The other and more painful problem I’e encountered when photographing things full time is the inevitable destruction of your equipment. On July 17 we had what meteorologists call a microburst here in Ottawa. What that means is sudden winds over 100 km/h and my camera got blown over. So I’m now looking at a broken lens ($1500), broken body ($1000) and broken grip ($300), an empty bank account and no job to cover expenses. However I’m struggling on with what bits and pieces of gear I can cobble together. Ironically it has been kind of a good thing. It seems to have committed me to this project in a new way, because I don’t want to have lost my camera for nothing. But the bigger lesson learned is that your camera and gear are not priceless treasures, but rather tools to be used and are easily replaced. Besides if they break on the job I’d better figure out a way to keep going with what I’ve got with me because no one is going to pay me for giving up on a job.
The scary thing is I’ve been through like four of these microbursts already this summer and I can’t think of more than a few times in my life before that, here in Canada, that wind has actually scared me. Thank you greenhouse effect. Anyways, I’ve been doing time lapses for years on mountains, in winter storms and on the roofs of buildings and going into this project I was kinda assuming that here in Ottawa theft would be the primary way I’d loose my gear not gail force winds.
Finally, doing stuff like this also lets you discover just as much about yourself as it does about your camera. This has been the best part of the experience for me. I’m going after something hard and I’m learning a ton both are things that I love to do. I’m finding that I seem to love completely immersing myself into one thing.
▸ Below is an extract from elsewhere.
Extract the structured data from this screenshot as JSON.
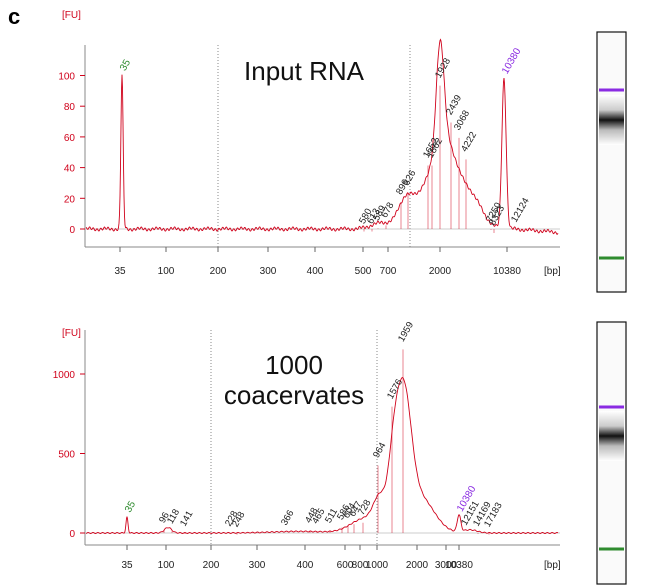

Last summer it was writing and experimenting with that this summer is all about photography. I also love doing big, oddball difficult projects (climbing mountains, making movies, and biking across Canada) with all the frustrations that come with them and get easily bored with the small day to day stuff.
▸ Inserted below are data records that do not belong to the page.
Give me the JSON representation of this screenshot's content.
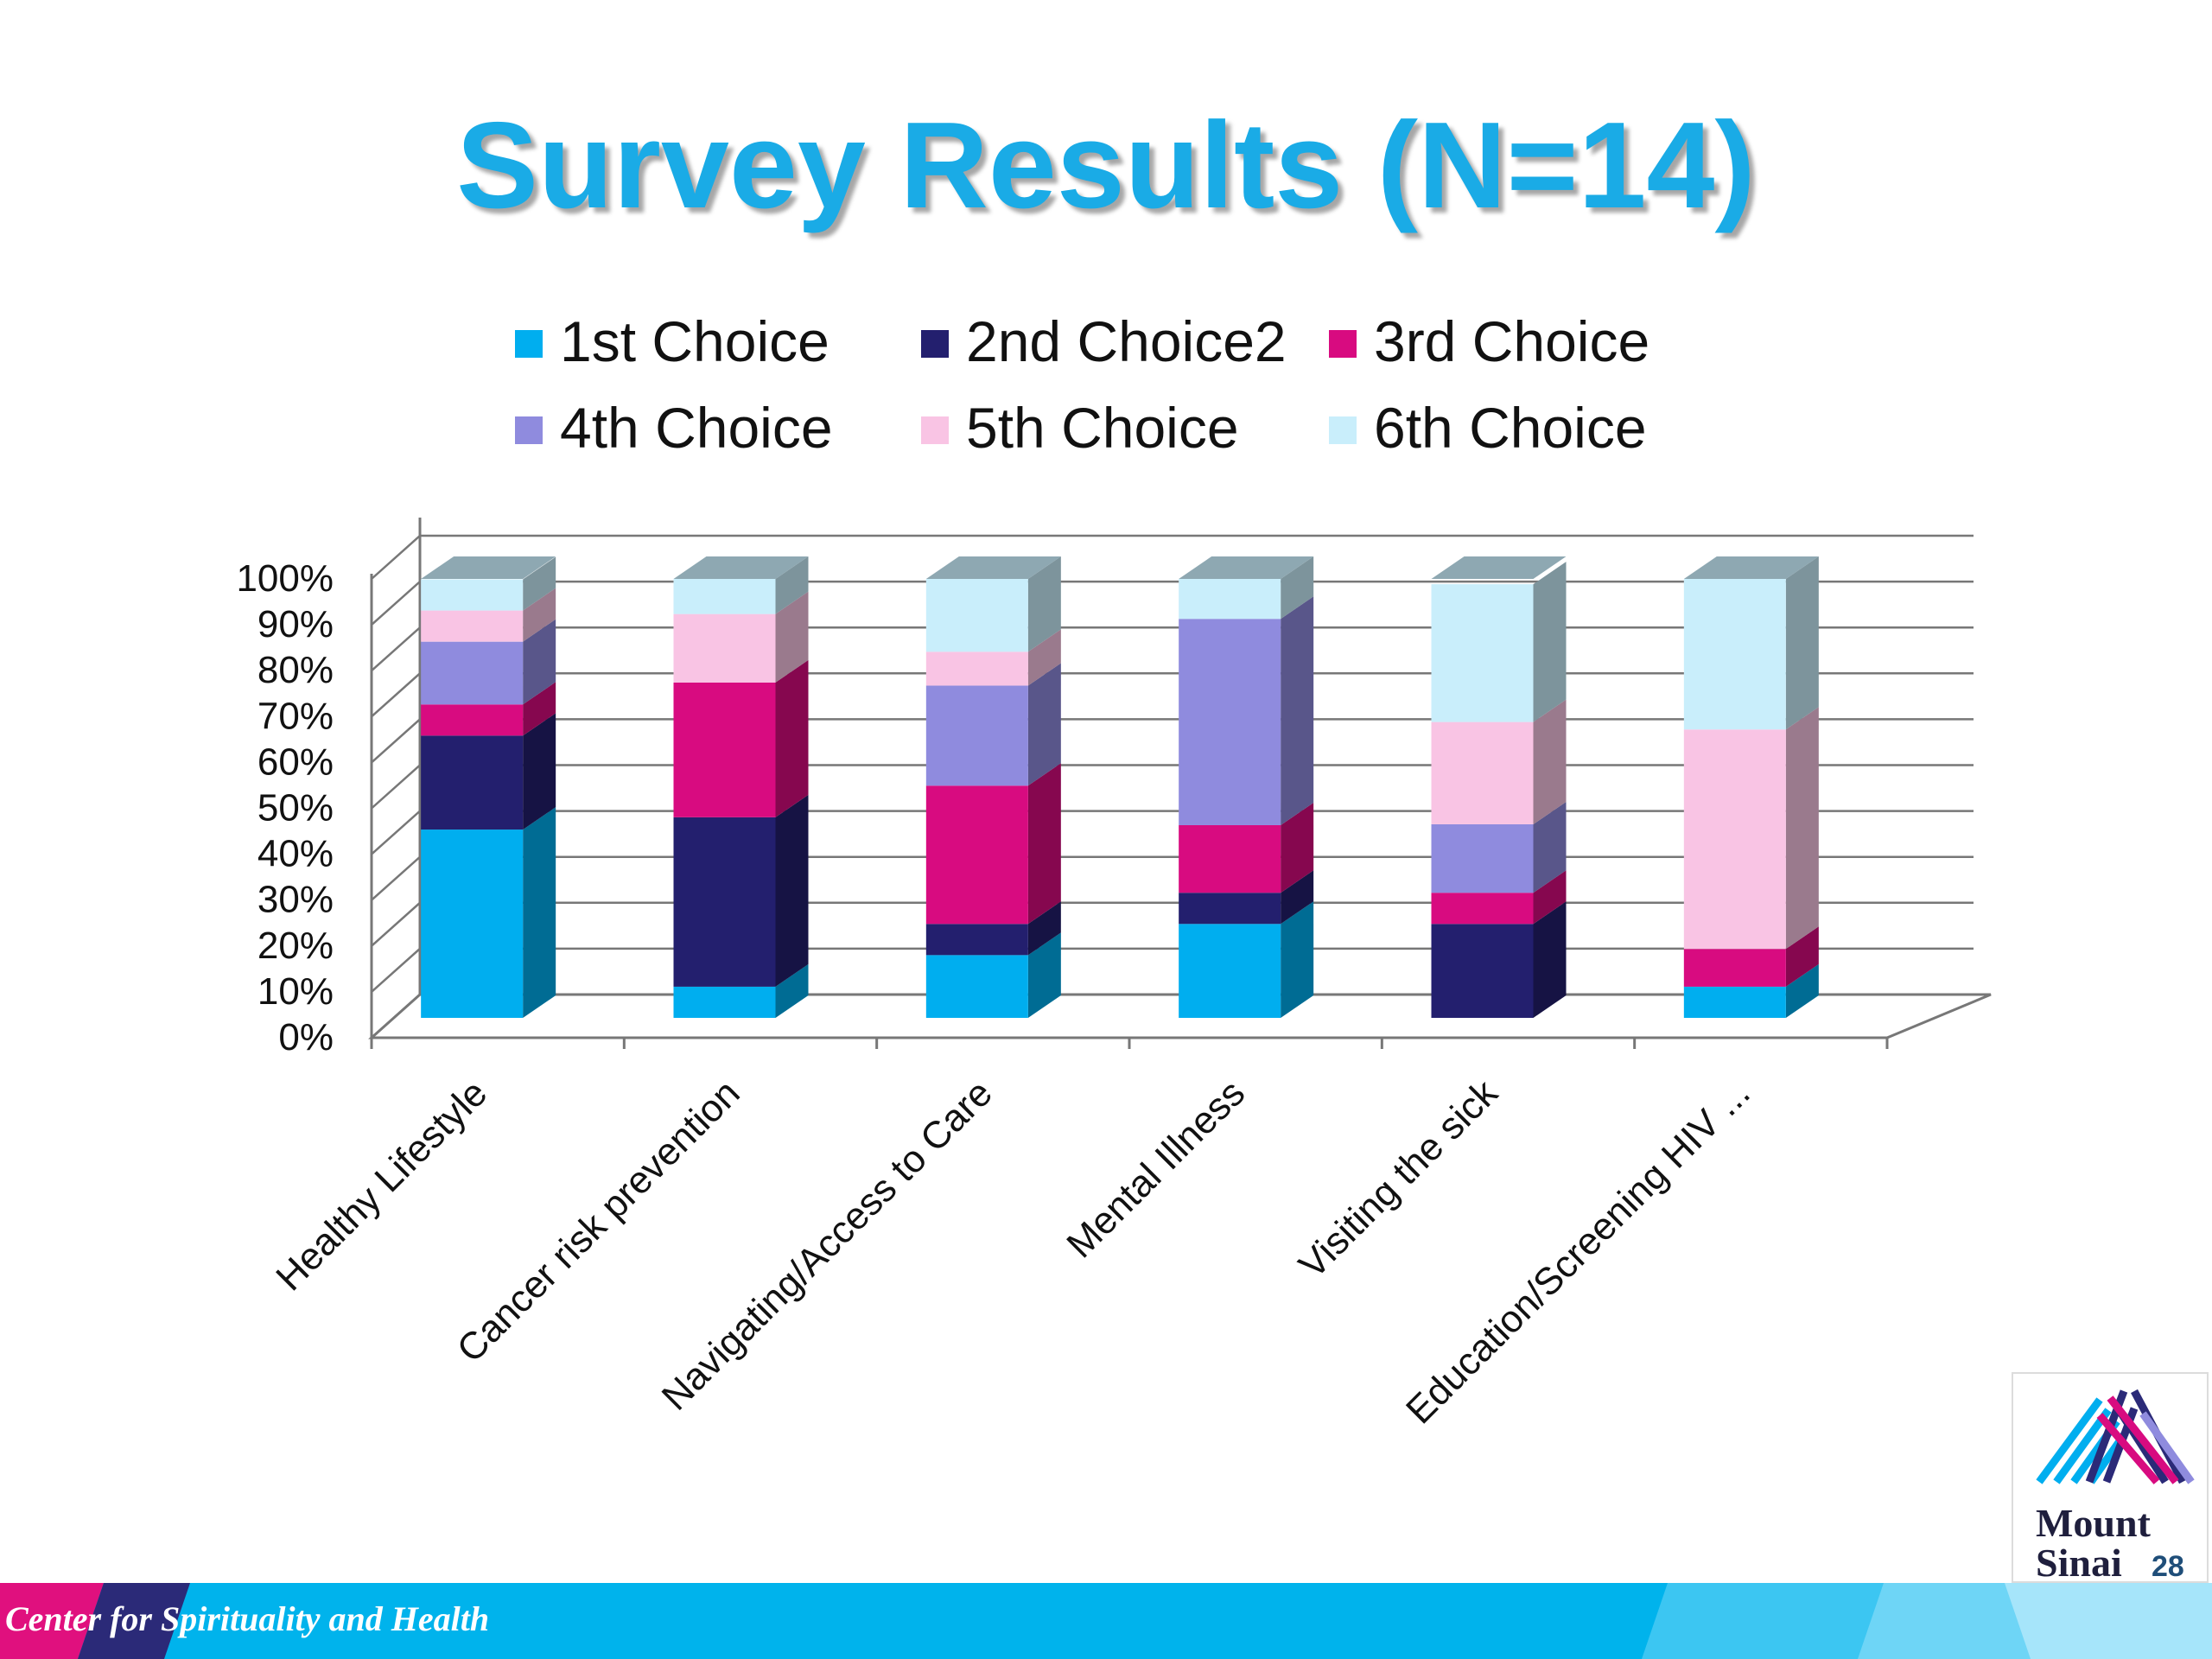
{
  "title": "Survey Results (N=14)",
  "footer": {
    "text": "Center for Spirituality and Health"
  },
  "logo": {
    "line1": "Mount",
    "line2": "Sinai",
    "page_number": "28"
  },
  "colors": {
    "title": "#1aabe6",
    "footer_band": "#00b3ec",
    "footer_accent_pink": "#e0107e",
    "footer_accent_navy": "#2b2a78"
  },
  "chart_data": {
    "type": "bar",
    "stacked": true,
    "percent_stacked": true,
    "three_d": true,
    "categories": [
      "Healthy Lifestyle",
      "Cancer risk prevention",
      "Navigating/Access to Care",
      "Mental Illness",
      "Visiting the sick",
      "Education/Screening HIV ..."
    ],
    "series": [
      {
        "name": "1st Choice",
        "color": "#00aeef",
        "values": [
          42.9,
          7.1,
          14.3,
          21.4,
          0,
          7.1
        ]
      },
      {
        "name": "2nd Choice2",
        "color": "#231f6e",
        "values": [
          21.4,
          38.6,
          7.1,
          7.1,
          21.4,
          0
        ]
      },
      {
        "name": "3rd Choice",
        "color": "#d80b80",
        "values": [
          7.1,
          30.7,
          31.5,
          15.4,
          7.1,
          8.6
        ]
      },
      {
        "name": "4th Choice",
        "color": "#8f8bde",
        "values": [
          14.3,
          0,
          22.8,
          47.0,
          15.6,
          0
        ]
      },
      {
        "name": "5th Choice",
        "color": "#f9c4e4",
        "values": [
          7.1,
          15.6,
          7.7,
          0,
          23.3,
          50.0
        ]
      },
      {
        "name": "6th Choice",
        "color": "#c9eefb",
        "values": [
          7.1,
          8.0,
          16.6,
          9.1,
          31.4,
          34.3
        ]
      }
    ],
    "y_ticks": [
      "0%",
      "10%",
      "20%",
      "30%",
      "40%",
      "50%",
      "60%",
      "70%",
      "80%",
      "90%",
      "100%"
    ],
    "ylim": [
      0,
      100
    ],
    "legend_position": "top",
    "grid": true
  }
}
As a result, I’m approaching this like I do playing an instrument--I think of an idea, I figure out how to make it a reality then I put in the hours until I get it right. Because of that I’m finding that there has been a change in my photography. The camera is becoming much more like an instrument and not just a tool. Things are now more innate and intuitive and new possibilities are popping into my mind every day.
Most importantly over the past few months something has changed in my head. I’ve been a pretty good shooter for a while, at least I’ve been able to capture my ideas and generally be happy with the results, but now my confidence has grown and I’m wanting to take it to the next level. I want to prove myself to the world. I’m finally looking at this as a realistic way to make money and travel and no longer as just as a pipe dream or a fun little hobby.
Other than that, between photo shoots, I’ve been hanging out with the nieces and nephews, doing small odd jobs here and there and doing a little writing for some local fish wraps to build up some kind of a written portfolio as well.
It is good to be back, but on that note I’ll let you go. Who knows when I’ll see you again, but just know that even though we’re apart I’m having a blast. Take care for now,
Dan.

1 Comments:
Dan:
Great post / blog, whatever! Probably the most positive one you have ever delivered to us. And I suspect that you are correct and honest in this. You are getting better, you are becoming more skilled and more comfortable. And in this crazy messed up world that we have mangled, that is good!